Para todos os outros desfechos primários, não houve uma clara diferença entre os grupos: morte materna (RR 1,13, CI 95% 0,50-2,57, três estudos do tipo cluster, 51.504 mulheres, evidência de baixa qualidade); doença hipertensiva específica da gravidez (várias definições incluindo pré-eclâmpsia; RR 0,95, CI 95% 0,80-1,12, seis estudos, 54.108 mulheres, evidência de baixa qualidade);prematuridade (RR 1,02, CI 95% 0,94-1,11; sete estudos, 53.661 mulheres, evidência de moderada qualidade); e bebês pequenos para a idade gestacional (RR 0,99, CI 95% 0,91-1,09, quatro estudos 43.045 bebês, evidência de moderada qualidade).

O pré-natal com menor número de consultas teve associação com redução na taxa de internação dos bebês na unidade de terapia intensiva neonatal, com significância limítrofe (RR 0,89; CI 95% 0,79-1,02, cinco estudos, 43.048 bebês, evidência de moderada qualidade). Não houve diferença clara entre os grupos para os outros desfechos clínicos secundários.

Em todos os estudos, as mulheres do grupo com menos consultas relataram menor satisfação com o cronograma de consultas reduzidas e achavam que o intervalo entre as consultas era muito longo. O pré-natal com menor número de consultas pode estar associado com redução de custos.

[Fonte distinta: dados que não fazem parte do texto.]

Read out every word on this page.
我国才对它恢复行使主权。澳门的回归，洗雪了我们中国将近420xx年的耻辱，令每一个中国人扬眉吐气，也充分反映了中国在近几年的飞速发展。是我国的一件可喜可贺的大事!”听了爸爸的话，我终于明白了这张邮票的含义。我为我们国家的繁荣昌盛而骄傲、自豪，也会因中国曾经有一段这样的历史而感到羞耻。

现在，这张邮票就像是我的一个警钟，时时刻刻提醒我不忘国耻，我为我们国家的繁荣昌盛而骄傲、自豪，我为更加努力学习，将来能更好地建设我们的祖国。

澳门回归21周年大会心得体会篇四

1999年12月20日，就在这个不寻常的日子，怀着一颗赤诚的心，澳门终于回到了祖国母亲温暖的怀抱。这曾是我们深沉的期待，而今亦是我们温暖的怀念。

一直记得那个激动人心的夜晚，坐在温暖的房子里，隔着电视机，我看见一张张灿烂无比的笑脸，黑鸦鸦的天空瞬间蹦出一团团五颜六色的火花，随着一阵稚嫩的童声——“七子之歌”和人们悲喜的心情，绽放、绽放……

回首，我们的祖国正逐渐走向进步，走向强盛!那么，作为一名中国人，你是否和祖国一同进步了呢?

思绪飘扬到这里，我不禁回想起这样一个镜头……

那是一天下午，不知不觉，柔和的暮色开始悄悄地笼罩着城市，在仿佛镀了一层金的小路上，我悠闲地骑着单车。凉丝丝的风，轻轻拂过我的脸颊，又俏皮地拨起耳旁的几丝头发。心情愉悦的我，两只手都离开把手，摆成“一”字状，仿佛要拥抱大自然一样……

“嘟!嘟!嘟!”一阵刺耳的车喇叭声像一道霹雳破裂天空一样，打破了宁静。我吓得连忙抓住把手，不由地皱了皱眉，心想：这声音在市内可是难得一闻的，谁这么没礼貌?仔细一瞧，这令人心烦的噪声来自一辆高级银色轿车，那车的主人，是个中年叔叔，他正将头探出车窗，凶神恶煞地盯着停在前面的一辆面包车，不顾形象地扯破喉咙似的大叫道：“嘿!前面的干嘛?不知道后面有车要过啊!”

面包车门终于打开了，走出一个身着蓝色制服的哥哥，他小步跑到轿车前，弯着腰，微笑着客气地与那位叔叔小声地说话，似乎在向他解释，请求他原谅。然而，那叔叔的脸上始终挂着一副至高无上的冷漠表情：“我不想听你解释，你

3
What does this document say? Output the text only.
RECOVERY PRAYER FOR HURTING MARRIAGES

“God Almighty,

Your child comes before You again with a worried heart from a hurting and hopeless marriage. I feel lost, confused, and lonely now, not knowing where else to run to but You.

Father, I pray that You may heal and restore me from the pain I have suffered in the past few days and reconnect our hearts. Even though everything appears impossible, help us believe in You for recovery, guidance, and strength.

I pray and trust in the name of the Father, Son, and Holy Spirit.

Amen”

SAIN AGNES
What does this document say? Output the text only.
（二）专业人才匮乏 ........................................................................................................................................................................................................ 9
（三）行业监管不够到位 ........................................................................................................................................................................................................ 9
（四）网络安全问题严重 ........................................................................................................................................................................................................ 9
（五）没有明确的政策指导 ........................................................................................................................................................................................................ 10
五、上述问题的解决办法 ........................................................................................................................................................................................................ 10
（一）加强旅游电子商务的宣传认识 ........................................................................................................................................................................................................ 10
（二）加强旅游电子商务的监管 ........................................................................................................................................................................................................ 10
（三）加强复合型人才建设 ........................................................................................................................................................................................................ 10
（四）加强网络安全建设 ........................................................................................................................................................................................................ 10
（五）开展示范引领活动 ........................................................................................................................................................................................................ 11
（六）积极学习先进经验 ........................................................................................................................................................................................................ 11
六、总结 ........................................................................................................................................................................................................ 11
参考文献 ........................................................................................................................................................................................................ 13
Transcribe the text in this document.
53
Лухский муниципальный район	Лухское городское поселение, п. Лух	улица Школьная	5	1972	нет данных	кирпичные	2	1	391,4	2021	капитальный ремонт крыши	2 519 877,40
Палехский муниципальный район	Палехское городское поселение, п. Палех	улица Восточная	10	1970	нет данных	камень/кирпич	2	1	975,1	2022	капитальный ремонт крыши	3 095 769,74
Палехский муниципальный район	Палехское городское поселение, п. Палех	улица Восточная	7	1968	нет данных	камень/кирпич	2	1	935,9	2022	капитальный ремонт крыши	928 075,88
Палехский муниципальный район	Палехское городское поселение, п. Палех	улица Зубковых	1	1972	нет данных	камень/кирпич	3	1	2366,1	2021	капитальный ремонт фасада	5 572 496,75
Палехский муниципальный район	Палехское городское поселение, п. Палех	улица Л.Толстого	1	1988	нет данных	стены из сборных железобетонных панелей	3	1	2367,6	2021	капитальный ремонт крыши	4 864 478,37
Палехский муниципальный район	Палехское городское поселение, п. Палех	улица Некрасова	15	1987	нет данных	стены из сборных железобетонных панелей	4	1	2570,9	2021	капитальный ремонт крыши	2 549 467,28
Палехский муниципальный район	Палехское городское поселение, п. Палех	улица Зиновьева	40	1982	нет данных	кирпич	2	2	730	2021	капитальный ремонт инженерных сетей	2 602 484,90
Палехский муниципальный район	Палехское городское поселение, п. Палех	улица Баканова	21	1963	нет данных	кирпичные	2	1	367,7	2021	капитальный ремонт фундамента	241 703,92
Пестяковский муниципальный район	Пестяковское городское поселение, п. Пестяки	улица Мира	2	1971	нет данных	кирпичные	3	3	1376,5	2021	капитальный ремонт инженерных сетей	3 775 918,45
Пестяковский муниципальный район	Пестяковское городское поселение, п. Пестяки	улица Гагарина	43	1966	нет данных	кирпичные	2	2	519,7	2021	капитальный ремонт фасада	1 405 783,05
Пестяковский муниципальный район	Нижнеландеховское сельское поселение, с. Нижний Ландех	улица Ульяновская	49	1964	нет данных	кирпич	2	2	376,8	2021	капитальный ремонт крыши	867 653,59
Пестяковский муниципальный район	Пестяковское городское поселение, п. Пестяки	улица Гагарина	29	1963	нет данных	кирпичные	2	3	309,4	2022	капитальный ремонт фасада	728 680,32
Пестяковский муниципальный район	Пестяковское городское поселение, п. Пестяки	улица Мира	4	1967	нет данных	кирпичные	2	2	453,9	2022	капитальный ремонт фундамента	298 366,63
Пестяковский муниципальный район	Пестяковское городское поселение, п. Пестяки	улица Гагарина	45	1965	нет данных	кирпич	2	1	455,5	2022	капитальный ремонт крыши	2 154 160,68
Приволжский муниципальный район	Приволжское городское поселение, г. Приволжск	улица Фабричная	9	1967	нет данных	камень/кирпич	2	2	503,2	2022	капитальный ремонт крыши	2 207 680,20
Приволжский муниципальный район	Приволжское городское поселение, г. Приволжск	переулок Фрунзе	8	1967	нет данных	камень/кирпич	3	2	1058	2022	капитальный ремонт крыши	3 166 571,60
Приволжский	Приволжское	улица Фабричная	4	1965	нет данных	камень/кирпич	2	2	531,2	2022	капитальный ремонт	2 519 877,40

Em locais com recursos limitados, onde o número de consultas já é baixo, o pré-natal com menor número de consultas está associado com aumento na mortalidade perinatal em comparação com o pré-natal padrão, embora esse tipo de pré-natal (com menos consultas) possa levar a uma redução na taxa de internação em UTI neonatal. As mulheres preferem o pré-natal com número de consultas padrão. Em locais onde o número de consultas padrão é baixo, não se deve reduzir ainda mais o número de consultas sem um acompanhamento cuidadoso da evolução fetal e neonatal.

Este resumo RHL deve ser citado como: WHO Reproductive Health Library. Alternative versus standard packages of antenatal care for low-risk pregnancy: RHL summary (last revised 4 April 2016). The WHO Reproductive Health Library; Geneva: World Health Organization. [RHL in Portuguese].